Ariana ilk bakışta diğer öğrenciler gibi görünüyordu ama daha yakından bakarsanız çantasının kayışlarını ne kadar sıkı tuttuğunu fark ederdiniz. Gözlerinin endişeyle etrafta dolaştığını ve dudaklarının hafifçe titrediğini fark ederdiniz.
O dudaklar ki ne kadar tatlıydı.
Duygularımı bastırdım ve gözlerimi önümdeki kağıtlara indirdim. Dudaklarım seğirdi.
Şimdiye kadar her şey planlandığı gibi gidiyordu.

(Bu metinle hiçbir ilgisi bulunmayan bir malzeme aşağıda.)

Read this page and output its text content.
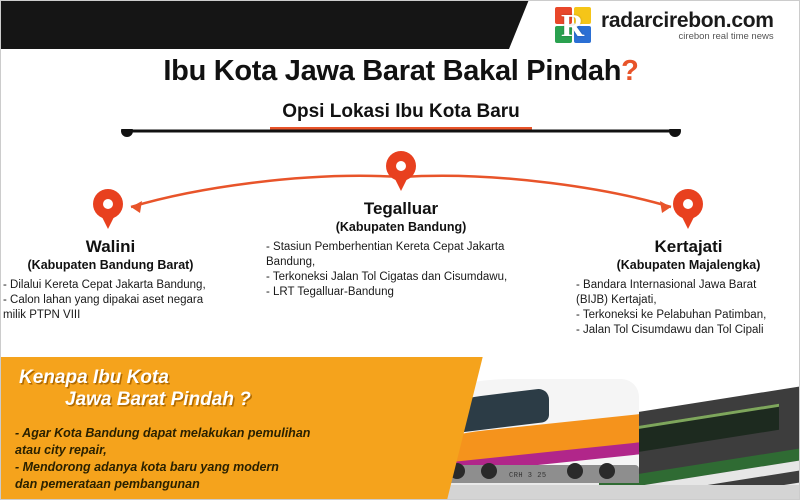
R radarcirebon.com
cirebon real time news
Ibu Kota Jawa Barat Bakal Pindah?
Opsi Lokasi Ibu Kota Baru
Tegalluar
(Kabupaten Bandung)
- Stasiun Pemberhentian Kereta Cepat Jakarta
Bandung,
- Terkoneksi Jalan Tol Cigatas dan Cisumdawu,
- LRT Tegalluar-Bandung
Walini
(Kabupaten Bandung Barat)
- Dilalui Kereta Cepat Jakarta Bandung,
- Calon lahan yang dipakai aset negara
milik PTPN VIII
Kertajati
(Kabupaten Majalengka)
- Bandara Internasional Jawa Barat
(BIJB) Kertajati,
- Terkoneksi ke Pelabuhan Patimban,
- Jalan Tol Cisumdawu dan Tol Cipali
CRH 3 25
Kenapa Ibu Kota
Jawa Barat Pindah ?
- Agar Kota Bandung dapat melakukan pemulihan
atau city repair,
- Mendorong adanya kota baru yang modern
dan pemerataan pembangunan
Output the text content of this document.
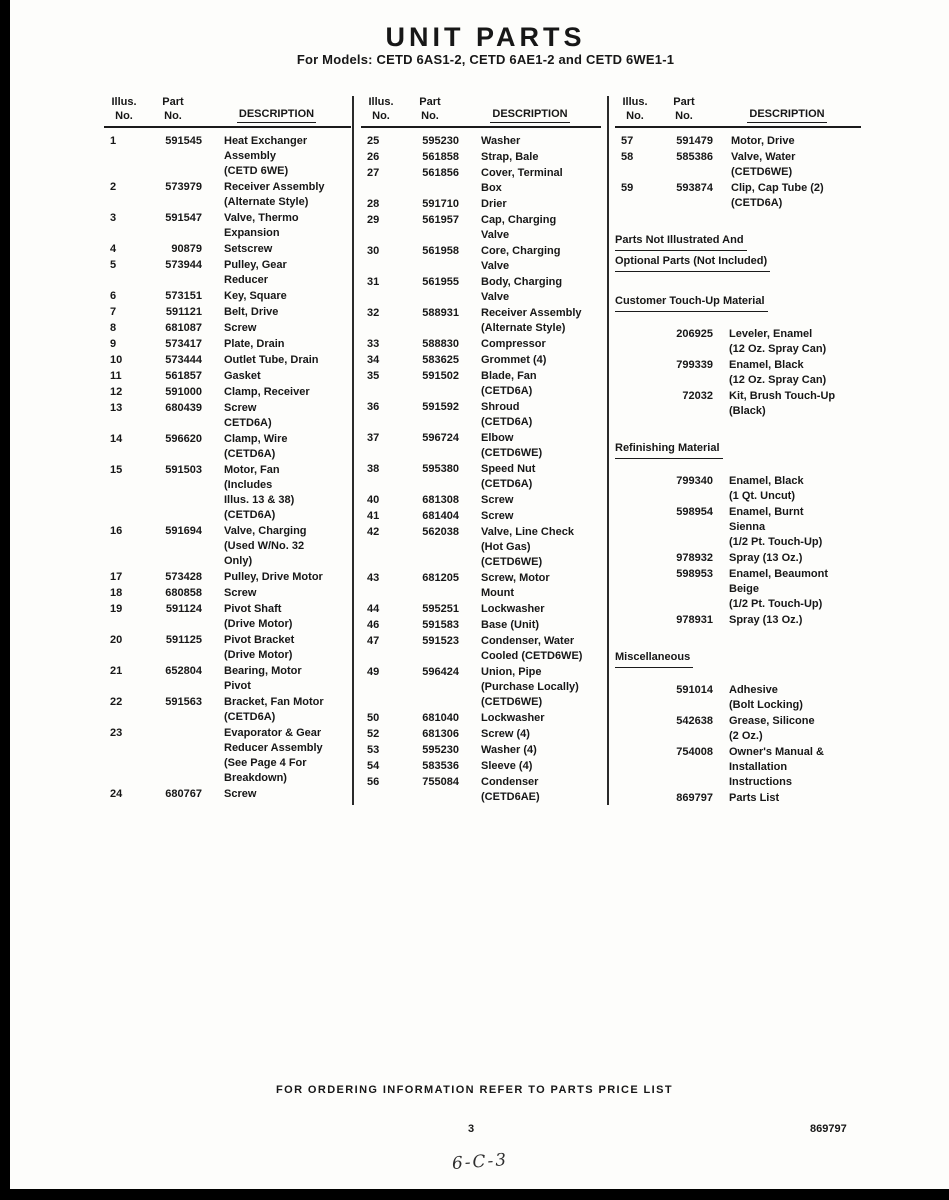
UNIT PARTS
For Models: CETD 6AS1-2, CETD 6AE1-2 and CETD 6WE1-1
Illus.
No.
Part
No.	DESCRIPTION
1	591545 Heat Exchanger
Assembly
(CETD 6WE)
2	573979 Receiver Assembly
(Alternate Style)
3	591547 Valve, Thermo
Expansion
4	90879 Setscrew
5	573944 Pulley, Gear
Reducer
6	573151 Key, Square
7	591121 Belt, Drive
8	681087 Screw
9	573417 Plate, Drain
10	573444 Outlet Tube, Drain
11	561857 Gasket
12	591000 Clamp, Receiver
13	680439 Screw
CETD6A)
14	596620 Clamp, Wire
(CETD6A)
15	591503 Motor, Fan
(Includes
Illus. 13 & 38)
(CETD6A)
16	591694 Valve, Charging
(Used W/No. 32
Only)
17	573428 Pulley, Drive Motor
18	680858 Screw
19	591124 Pivot Shaft
(Drive Motor)
20	591125 Pivot Bracket
(Drive Motor)
21	652804 Bearing, Motor
Pivot
22	591563 Bracket, Fan Motor
(CETD6A)
23	Evaporator & Gear
Reducer Assembly
(See Page 4 For
Breakdown)
24	680767 Screw
Illus.
No.
Part
No.	DESCRIPTION
25	595230 Washer
26	561858 Strap, Bale
27	561856 Cover, Terminal
Box
28	591710 Drier
29	561957 Cap, Charging
Valve
30	561958 Core, Charging
Valve
31	561955 Body, Charging
Valve
32	588931 Receiver Assembly
(Alternate Style)
33	588830 Compressor
34	583625 Grommet (4)
35	591502 Blade, Fan
(CETD6A)
36	591592 Shroud
(CETD6A)
37	596724 Elbow
(CETD6WE)
38	595380 Speed Nut
(CETD6A)
40	681308 Screw
41	681404 Screw
42	562038 Valve, Line Check
(Hot Gas)
(CETD6WE)
43	681205 Screw, Motor
Mount
44	595251 Lockwasher
46	591583 Base (Unit)
47	591523 Condenser, Water
Cooled (CETD6WE)
49	596424 Union, Pipe
(Purchase Locally)
(CETD6WE)
50	681040 Lockwasher
52	681306 Screw (4)
53	595230 Washer (4)
54	583536 Sleeve (4)
56	755084 Condenser
(CETD6AE)
Illus.
No.
Part
No.	DESCRIPTION
57	591479 Motor, Drive
58	585386 Valve, Water
(CETD6WE)
59	593874 Clip, Cap Tube (2)
(CETD6A)
Parts Not Illustrated And
Optional Parts (Not Included)
Customer Touch-Up Material
206925 Leveler, Enamel
(12 Oz. Spray Can)
799339 Enamel, Black
(12 Oz. Spray Can)
72032 Kit, Brush Touch-Up
(Black)
Refinishing Material
799340 Enamel, Black
(1 Qt. Uncut)
598954 Enamel, Burnt
Sienna
(1/2 Pt. Touch-Up)
978932 Spray (13 Oz.)
598953 Enamel, Beaumont
Beige
(1/2 Pt. Touch-Up)
978931 Spray (13 Oz.)
Miscellaneous
591014 Adhesive
(Bolt Locking)
542638 Grease, Silicone
(2 Oz.)
754008 Owner's Manual &
Installation
Instructions
869797 Parts List
FOR ORDERING INFORMATION REFER TO PARTS PRICE LIST
3	869797
6-C-3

Sadece bir boş yer vardı ve o da yanımdaydı. Ariana'nın başka seçeneği yoktu. Derin bir nefes aldım ve anında pişman oldum. Kokusu, tadı kadar tatlıydı.
Göz ucuyla onu izledim, yavaşça çantasından kitaplarını çıkardı. Kitapları üst üste koydu, sonra kalem kutusunu çıkarıp kitapların üstüne yerleştirdi. Çantasından çıkardığı son şey mavi bir gözlük kutusuydu.
İnce parmakları kutuyu açtı ve siyah çerçeveli bir gözlük çıkardı. Camları temizledikten sonra gözlüğü taktı, kutuyu kapattı ve bir kenara koydu.
Aramızdaki sessizlik uzadı.
Duşta paylaştığımız öpücüğü gündeme getirmesini bekliyordum ama Ariana sessiz kaldı. Çok konuşkan biri değildi, ama kız kardeşi kampüste oldukça tanınıyordu. Ona cesur diyorlardı. Eva her zaman yeni şeyler denemeye hazırdı.
İkizler tamamen zıttı.
Bu işleri biraz daha karmaşık hale getirebilirdi ama gerekirse durumu ayarlardım.
Duygularımı kontrol altına almak için birkaç saniye bekledim, sonra başımı kaldırıp ona baktım. "Derse gelmedin."
Gözleri bana döndü ve büyüdü. "S-sen!" Ariana nefesini tuttu.
Sırıttım. "Ben. Tavsiyemi dinledin mi yoksa hâlâ—"
"Bu bir kazaydı," diye tısladı.
"Öyle mi?"
"Sadece sus ve beni rahat bırak."
Bu düşündüğümden çok daha eğlenceli olacaktı.
"Rahat bıraksam eğlenceli olur mu, küçük bebeğim?" Profesör sınıfa girerken sordum.